Now for the BIG question…
Where did you get the gray player pieces I see in these photos? Did you just paint them for an 8-player option or did you 3D print them? I presume that there not from a super-secret advance prototype of the long-suspected first expansion…
Are they? ?
Red purple black green yellow blue, I had to check, but yeah, these are the standard colours. Definitely an intergalactic conspiracy going on right before our eyes!
This is a truly brilliant representation of the game. A couple of things about time:
When I play with my wife and sons (14 & 18) we spread.it out over days. We will typically play 3 rounds , take some pictures then watch something related like The Expanse.

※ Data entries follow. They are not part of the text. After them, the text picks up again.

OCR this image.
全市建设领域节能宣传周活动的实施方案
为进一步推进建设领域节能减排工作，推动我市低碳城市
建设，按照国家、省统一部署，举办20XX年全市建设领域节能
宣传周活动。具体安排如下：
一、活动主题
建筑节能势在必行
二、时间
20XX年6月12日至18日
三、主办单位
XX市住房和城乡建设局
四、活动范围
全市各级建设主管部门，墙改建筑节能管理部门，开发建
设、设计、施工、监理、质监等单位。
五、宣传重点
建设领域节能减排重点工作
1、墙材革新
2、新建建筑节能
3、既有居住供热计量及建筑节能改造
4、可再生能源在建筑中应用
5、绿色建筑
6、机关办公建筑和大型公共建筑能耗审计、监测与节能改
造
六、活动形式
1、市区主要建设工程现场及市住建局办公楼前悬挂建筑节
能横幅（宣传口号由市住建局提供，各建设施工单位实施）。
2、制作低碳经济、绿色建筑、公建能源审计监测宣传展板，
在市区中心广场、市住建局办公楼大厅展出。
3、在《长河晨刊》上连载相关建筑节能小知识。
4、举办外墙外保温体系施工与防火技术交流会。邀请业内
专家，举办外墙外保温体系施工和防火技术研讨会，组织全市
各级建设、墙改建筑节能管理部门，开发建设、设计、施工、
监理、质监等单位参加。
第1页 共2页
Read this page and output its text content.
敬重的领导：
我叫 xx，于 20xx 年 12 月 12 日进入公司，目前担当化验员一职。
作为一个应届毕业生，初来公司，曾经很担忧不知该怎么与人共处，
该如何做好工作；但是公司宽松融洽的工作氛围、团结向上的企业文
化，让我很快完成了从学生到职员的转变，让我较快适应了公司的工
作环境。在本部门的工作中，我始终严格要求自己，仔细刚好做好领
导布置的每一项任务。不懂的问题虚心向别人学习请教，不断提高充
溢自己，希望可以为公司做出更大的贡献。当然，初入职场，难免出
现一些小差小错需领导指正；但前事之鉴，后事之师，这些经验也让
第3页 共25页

It’s a great way to play as a family. My youngest has been playing since he was 11.
When I play with friends we set aside a whole day of 12 hours. It’s potluck for food. It’s a social as well. We could get done in 6-8 hours but all the jawing and negotiating is part of the fun. We try to play once every 6 weeks or so. Plenty of grudges have built up this way!
If you’d like a shorter game the 4 person variation plays about 20% faster. The mechanics of the game make this so. Fewer deals and intrigue partners also make happen this way.
If you love TI4 and would like a similar alternative, my true favorite is Rune Wars with the Banners of War expansion. Just as rich, a bit shorter on time and also easy to spread over days with the family. My kids both stared playing about age 9.
Happy gaming.
Thanks so much for the kind words Boyd! So great to hear how impactful TI has been in your life. Great suggestions to future players, thanks!